Concert venue located in Ontario, Canada

History are music venues in Toronto and Ottawa, Ontario, Canada. The venues hosts various events such as concerts, live entertainment, galas and community programs and events.

==History Toronto==
The building is located at 1663 Queen Street East. It was previously known as Greenwood Teletheatre and was used for off-track betting.

The venue was announced in June 2021 when both American company Live Nation Entertainment and Canadian musician Drake collaborated to open the venue later in the year. It has a capacity of 2,500 people and is expected to play up to 200 events per year, featuring general admission and seating options.

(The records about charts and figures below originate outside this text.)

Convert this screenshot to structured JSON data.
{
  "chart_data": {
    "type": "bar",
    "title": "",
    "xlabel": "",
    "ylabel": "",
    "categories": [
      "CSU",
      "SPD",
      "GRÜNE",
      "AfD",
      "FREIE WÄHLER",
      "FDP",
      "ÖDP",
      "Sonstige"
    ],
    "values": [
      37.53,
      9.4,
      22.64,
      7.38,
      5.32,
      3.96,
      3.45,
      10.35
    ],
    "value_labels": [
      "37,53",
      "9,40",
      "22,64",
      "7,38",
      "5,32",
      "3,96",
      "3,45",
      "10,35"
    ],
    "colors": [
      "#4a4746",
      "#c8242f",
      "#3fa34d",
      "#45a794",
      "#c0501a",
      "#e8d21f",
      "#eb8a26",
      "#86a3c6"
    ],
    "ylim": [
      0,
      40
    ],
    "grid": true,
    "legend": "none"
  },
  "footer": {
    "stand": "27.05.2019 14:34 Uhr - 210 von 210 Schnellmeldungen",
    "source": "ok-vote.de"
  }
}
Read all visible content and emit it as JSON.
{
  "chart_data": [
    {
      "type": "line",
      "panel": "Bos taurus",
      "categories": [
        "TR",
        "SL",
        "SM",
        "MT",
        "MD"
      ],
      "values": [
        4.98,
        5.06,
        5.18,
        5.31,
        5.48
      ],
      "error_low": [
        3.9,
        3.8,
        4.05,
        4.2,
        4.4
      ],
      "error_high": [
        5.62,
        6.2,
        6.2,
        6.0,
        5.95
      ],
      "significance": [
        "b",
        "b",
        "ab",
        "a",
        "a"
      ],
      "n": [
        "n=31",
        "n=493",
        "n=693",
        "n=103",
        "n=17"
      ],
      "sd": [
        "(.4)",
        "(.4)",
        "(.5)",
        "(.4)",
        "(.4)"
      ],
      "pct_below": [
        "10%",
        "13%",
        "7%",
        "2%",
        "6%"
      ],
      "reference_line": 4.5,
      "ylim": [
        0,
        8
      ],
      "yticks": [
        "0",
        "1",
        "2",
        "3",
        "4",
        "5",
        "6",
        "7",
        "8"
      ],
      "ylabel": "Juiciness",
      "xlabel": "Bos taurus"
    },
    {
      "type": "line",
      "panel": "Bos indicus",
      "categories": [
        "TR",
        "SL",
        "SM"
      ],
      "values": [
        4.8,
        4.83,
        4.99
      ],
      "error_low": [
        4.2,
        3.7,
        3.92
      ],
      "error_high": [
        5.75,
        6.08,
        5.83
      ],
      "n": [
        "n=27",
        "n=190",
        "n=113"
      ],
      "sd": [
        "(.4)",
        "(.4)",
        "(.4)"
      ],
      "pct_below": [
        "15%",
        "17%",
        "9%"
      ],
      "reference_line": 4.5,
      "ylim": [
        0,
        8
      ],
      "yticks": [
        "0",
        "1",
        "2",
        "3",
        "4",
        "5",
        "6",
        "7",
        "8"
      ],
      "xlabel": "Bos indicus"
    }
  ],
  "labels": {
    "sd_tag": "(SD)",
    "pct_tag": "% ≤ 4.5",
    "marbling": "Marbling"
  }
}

The venue was set to open in October 2021, but was postponed to November 7, 2021, when the venue officially opened to the public. The inaugural concert on its opening day was performed by Bleachers.

==History Ottawa==
The building is located at 47 Rideau Street, in Downtown Ottawa. It was originally constructed in 1950 for the F.W. Woolworth Co. department store before later housing a Chapters bookstore. The venue was under development by the National Capital Commission (NCC) and Live Nation Canada since 2024.

The venue opened in August 2026, with a surprise show by Canadian group Dwayne Gretzky. The inaugural concert was the following night by the American rock band The Wallflowers. History Ottawa features a 2,000 seating capacity with a larger stage and taller ceilings than the other location. Drake is a partner in both the Ottawa and Toronto locations.